Le ministre de la Défense, Joseph Beti Assomo, a fait le point de la situation sécuritaire du pays lors d’une réunion d’évaluation en prélude aux fêtes de fin d’année.
Par Saydou Sadjo
La situation sécuritaire du pays, en prélude aux fêtes de fin d’année 2024, a été passée au peigne fin, lors de la rencontre d´évaluation sécuritaire, présidée par le Mindef Joseph Beti Assomo, hier à Yaoundé. La réunion s’est tenue dans un contexte particulier, dans la salle des conférences dudit ministère, en présence du délégué général à la Sûreté nationale, du secrétaire d’État à la Défense chargé de la gendarmerie, du secrétaire d’État à la Défense chargé des anciens combattants et victimes de guerre, du directeur général de la Recherche extérieure, du chef d’état-major des armées et des officiers supérieurs.
Le Mindef a dressé un tableau panoramique de la situation sécuritaire actuelle. Dans un contexte sensible caractérisé par une plus grande mobilité des personnes et des biens et une aggravation de l’insécurité à divers niveaux. Cette situation nécessite une vigilance plus accrue, comme l’a indiqué le ministre Joseph Beti Assomo, alors qu’il présidait les travaux. Cette réunion de haute sécurité a permis de rappeler les différents fronts à scruter de près et les menaces qui persistent, afin d’adopter la stratégie la plus adaptée.
Selon le Mindef, la récente violente attaque des combattants du groupe terroriste Boko Haram le dimanche 27 octobre 2024 sur les positions des Forces armées tchadiennes à Barkaram, dans l’île à l’ouest de la localité de Ngouboua, dans le lac Tchad, ayant occasionné un très lourd bilan humain du côté des militaires tchadiens, rappelle aux yeux de tous que ce groupe terroriste possède encore des capacités de nuisance non négligeables. « Le haut commandement militaire camerounais a-t-il relevé significativement le niveau d’alerte sur ce théâtre afin de nous prémunir des attaques surprises aux conséquences inévitablement fâcheuses. Il faut par ailleurs relever que, le retrait annoncé du Tchad de la Force mixte multinationale fait l’objet de traitement approprié par les chefs des Forces armées des autres pays membres de la Cblt qui ont engagé des concertations diplomatiques de haut niveau sur ce dossier. À cette situation complexe, viennent s’ajouter les affres des changements climatiques, avec leur lot d’inondations de morts, de destruction des habitations, de mort de cheptels, de maladies hydriques, sans oublier le spectre de la famine qui semble planer sur la région de l’Extrême-Nord en particulier. A ce tableau, il convient d’ajouter les morts enregistrés suite au glissement de terrain à la falaise de Santchou, département de la Menoua, Région de l’Ouest », relève le Mindef.

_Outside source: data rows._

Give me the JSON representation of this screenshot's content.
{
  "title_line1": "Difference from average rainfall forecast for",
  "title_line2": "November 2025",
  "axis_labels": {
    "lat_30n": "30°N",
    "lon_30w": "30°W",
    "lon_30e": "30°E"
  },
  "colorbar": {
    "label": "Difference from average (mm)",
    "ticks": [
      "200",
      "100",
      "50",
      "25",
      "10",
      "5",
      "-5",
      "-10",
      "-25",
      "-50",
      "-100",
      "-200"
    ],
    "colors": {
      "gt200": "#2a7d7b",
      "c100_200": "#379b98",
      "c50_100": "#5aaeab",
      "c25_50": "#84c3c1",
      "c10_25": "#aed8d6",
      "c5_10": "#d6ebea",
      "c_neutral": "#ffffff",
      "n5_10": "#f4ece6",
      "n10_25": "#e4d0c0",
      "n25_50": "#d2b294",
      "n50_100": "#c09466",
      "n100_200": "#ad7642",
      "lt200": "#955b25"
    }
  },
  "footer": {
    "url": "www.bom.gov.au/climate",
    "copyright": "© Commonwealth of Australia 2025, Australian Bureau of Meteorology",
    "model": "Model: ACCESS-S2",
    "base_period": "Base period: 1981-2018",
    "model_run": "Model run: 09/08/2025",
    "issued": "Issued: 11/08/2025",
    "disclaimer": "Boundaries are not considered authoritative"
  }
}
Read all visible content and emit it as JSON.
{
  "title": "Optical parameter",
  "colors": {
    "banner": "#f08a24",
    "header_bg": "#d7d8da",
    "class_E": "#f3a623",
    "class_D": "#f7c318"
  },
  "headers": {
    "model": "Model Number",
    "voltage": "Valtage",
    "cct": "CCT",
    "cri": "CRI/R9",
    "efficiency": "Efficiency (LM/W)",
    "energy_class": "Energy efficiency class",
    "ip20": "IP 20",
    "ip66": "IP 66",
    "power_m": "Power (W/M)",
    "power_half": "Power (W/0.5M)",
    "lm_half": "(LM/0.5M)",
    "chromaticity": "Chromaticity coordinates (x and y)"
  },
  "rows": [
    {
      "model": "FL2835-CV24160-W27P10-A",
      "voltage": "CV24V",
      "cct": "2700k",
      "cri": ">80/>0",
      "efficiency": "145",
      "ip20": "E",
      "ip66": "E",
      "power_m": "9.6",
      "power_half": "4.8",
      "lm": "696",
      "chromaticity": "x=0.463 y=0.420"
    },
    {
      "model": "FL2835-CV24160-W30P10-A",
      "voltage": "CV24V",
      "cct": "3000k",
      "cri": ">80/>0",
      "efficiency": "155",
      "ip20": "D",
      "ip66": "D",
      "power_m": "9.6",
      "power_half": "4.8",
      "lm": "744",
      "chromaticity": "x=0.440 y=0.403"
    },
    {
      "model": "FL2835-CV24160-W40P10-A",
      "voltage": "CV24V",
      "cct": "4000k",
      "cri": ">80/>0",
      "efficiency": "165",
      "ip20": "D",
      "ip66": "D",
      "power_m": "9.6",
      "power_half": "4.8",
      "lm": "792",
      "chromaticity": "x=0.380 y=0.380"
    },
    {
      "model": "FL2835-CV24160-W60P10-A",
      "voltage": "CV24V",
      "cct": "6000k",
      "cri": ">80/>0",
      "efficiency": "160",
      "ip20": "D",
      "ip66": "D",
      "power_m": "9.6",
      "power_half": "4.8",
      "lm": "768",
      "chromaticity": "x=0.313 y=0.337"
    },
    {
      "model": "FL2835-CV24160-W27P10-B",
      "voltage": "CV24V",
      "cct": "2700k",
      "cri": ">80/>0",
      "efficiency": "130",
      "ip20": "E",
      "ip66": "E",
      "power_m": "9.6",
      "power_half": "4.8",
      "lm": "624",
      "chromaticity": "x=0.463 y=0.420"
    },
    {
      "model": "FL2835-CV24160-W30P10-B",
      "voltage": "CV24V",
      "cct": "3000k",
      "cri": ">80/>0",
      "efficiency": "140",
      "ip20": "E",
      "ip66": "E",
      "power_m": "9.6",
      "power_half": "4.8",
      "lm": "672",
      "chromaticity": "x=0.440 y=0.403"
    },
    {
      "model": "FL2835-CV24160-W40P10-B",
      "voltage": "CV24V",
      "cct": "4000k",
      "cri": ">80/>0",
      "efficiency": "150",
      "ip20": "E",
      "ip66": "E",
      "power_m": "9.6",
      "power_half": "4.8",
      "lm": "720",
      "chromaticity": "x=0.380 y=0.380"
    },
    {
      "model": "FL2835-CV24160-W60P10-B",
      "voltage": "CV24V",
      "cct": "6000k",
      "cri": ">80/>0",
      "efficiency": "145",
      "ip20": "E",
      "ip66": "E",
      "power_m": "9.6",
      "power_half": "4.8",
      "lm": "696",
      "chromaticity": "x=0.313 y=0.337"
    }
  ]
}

S’agissant des régions du Nord-Ouest et du Sud-Ouest, une analyse globale a été faite. Les terroristes s’obstinent à troubler la quiétude des populations à travers des kidnappings avec demandes de rançons, des exactions diverses au moyen d’artifices de guerre, principalement les engins explosifs improvisés, et les « villes mortes » encore observées dans certaines localités, les lundis de chaque mois.
Face à cette remontée de la violence visant particulièrement les personnels de l’Etat, Joseph Beti Assomo fait savoir que les Forces de défense et de sécurité accentuent la pression sur les groupes terroristes, afin d’éradiquer les poches de résistance des insurgés qui subissent du reste une forte attrition ces dernières semaines et un traitement avec plus de vigueur. Cette réunion s’est également penchée sur la situation des grandes métropoles, qui font face ces derniers temps à la résurgence des assassinats ciblés et à la consommation de drogues et substances psychotropes par une jeunesse qui a du mal à trouver ses repères. A cela s’ajoutent les préoccupations des populations, qui expriment de plus en plus leur ras le bol face aux manquements dans la fourniture de certains services sociaux de base pour une vie digne et commode. Dans les régions du Nord et de l’Adamaoua, les phénomènes de transhumance armée, de vols de bétail et de prises d’otages avec demande de rançon sont signalés. « C’est aussi le lieu de saluer les actions diplomatiques et judiciaires du pays ayant permis l’arrestation de plusieurs leaders, principaux pourvoyeurs de fonds des groupes terroristes, dont celle opérée par l’Unité en charge des enquêtes sur les crimes de guerre et crimes contre l’humanité de la Police norvégienne, du Camerounais Cho Ayaba Lucas », se réjouit le Mindef avant d’instruire une vigilance accrue et une protection du territoire national.
Photo/Légende : La situation sécuritaire du pays évaluée.